De Roller, haut-commissaire de la République en Polynésie française, est en visite à Tahiti.
Costume crème trop étroit sur le dos, mocassins espadrilles aux pieds, il apparaît dans les salons officiels, dans les halls d’hôtel ou au Paradise (boîte de nuit faite lieu politique), et berce la population locale de banalités au style enlevé et de promesses de coups de pouce.
Rapidement, lui parviennent les raisons de la tension ambiante qu’il ressent depuis son arrivée. Une rumeur se fait persistante : la France projetterait la reprise des essais nucléaires autour de l’île. Bien que De Roller les démente, le doute est permis quant à sa sincérité. Sa gouaille approximative de politicien, son ton affable teinté de paternalisme post-colonial et son jargon d’une inanité comique nous empêchent de le cerner, moralement comme intellectuellement.
Tandis qu’on le soupçonne de mentir allègrement à la population, sa surprise lorsqu’il croit apercevoir un sous-marin dans la baie nous révèle qu’on l’a peut-être, lui aussi, tenu éloigné de l’agenda militaire français.
Alors, il enquête : il s’entretient avec les locaux influents dont il veut se faire ou se faire croire l’allié, et teste son rapport de force avec les marins français qui rodent sur l’île et se saoulent au Paradise.
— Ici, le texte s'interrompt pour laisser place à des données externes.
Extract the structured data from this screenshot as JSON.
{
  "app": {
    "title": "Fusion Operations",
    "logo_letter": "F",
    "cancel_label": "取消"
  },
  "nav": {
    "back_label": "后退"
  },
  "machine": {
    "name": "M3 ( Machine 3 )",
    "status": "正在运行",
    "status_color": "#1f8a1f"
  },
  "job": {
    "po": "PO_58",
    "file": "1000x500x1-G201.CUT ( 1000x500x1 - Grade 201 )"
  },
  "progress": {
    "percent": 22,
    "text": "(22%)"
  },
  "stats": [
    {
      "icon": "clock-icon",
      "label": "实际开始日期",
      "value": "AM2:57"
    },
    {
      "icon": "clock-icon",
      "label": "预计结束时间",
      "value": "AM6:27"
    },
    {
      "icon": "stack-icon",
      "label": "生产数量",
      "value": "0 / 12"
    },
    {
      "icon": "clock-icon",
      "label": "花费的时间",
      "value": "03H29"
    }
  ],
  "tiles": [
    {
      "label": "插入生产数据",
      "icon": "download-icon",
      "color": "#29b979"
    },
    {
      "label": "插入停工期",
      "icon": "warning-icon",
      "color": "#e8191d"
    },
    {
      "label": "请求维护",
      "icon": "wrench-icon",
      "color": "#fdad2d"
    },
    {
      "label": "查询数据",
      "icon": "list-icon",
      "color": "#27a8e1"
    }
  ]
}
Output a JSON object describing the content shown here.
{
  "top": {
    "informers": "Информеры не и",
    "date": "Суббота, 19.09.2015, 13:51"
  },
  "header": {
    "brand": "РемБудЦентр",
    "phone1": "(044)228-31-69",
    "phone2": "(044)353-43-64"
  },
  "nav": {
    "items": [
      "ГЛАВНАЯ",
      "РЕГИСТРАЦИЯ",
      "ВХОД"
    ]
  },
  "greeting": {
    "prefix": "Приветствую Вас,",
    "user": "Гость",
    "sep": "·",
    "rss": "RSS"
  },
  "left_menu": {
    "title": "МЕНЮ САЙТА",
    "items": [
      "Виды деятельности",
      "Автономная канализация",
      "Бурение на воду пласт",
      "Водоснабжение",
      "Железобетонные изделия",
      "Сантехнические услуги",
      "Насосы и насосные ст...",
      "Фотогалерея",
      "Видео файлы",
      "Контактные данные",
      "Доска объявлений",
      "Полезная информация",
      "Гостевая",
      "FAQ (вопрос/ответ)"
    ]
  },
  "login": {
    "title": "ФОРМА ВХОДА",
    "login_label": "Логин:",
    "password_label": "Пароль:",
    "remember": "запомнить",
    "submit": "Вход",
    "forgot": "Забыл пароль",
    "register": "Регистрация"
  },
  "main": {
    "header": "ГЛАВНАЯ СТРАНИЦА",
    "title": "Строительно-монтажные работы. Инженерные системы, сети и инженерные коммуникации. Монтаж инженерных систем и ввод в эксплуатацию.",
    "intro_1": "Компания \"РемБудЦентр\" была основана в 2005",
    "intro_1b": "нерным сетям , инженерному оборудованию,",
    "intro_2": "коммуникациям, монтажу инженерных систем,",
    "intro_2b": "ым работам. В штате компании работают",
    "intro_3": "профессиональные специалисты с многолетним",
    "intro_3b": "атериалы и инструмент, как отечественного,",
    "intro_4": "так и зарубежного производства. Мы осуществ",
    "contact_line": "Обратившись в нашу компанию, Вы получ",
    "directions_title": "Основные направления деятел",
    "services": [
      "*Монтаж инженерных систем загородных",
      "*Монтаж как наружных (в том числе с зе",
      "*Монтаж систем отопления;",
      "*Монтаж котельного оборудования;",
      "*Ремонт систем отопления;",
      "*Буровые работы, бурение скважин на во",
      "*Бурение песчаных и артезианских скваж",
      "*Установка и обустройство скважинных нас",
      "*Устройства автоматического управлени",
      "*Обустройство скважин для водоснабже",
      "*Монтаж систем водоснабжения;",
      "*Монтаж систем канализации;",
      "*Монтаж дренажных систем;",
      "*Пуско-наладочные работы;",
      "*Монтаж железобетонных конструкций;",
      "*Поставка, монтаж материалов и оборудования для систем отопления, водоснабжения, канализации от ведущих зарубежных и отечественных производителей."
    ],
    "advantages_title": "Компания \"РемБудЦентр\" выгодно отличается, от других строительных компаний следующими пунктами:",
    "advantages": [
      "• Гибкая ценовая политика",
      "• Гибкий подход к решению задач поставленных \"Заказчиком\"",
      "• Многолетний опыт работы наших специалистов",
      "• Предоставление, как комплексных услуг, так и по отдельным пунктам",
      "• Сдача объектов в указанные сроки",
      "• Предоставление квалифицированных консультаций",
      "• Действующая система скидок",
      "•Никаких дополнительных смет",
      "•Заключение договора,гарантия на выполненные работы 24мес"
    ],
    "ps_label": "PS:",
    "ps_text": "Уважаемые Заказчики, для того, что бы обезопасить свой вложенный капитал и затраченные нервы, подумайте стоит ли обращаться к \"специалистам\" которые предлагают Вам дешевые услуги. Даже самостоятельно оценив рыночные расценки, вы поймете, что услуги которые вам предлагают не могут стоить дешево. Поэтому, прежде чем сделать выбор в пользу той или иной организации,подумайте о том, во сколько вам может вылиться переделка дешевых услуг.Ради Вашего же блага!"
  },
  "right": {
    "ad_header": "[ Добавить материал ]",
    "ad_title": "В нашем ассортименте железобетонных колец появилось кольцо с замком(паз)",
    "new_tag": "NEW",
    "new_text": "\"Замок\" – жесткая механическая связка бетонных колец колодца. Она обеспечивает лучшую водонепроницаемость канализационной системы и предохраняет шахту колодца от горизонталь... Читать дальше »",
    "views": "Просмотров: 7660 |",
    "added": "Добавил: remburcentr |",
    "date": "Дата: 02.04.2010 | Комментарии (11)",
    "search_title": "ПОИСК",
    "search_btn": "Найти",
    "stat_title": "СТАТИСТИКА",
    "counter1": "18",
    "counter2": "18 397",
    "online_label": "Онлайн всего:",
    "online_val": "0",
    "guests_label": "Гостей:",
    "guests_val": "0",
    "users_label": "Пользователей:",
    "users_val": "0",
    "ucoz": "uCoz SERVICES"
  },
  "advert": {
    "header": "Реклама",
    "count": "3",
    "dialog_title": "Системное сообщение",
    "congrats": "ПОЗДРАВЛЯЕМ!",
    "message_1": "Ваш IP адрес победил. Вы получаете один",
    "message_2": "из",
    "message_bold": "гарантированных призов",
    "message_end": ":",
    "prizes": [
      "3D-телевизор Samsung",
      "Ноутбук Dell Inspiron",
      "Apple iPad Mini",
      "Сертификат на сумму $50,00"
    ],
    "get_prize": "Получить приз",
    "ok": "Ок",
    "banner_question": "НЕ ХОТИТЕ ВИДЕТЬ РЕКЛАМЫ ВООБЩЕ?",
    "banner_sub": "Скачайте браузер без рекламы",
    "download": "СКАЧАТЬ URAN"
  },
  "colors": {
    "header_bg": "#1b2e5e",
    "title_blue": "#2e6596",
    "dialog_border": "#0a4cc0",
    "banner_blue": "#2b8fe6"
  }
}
Parmi ses alliés, Shannah, chargée d’être ses yeux et ses oreilles auprès des marins et dont on ne sait si l’apparente allégeance au technocrate est sincère.
Les teints chauds de la sublime photographie d’Artur Tort, le soin donné à la composition des plans et la patience du montage donnent une dimension paranoïaque à la mise en scène, résolument envoûtante.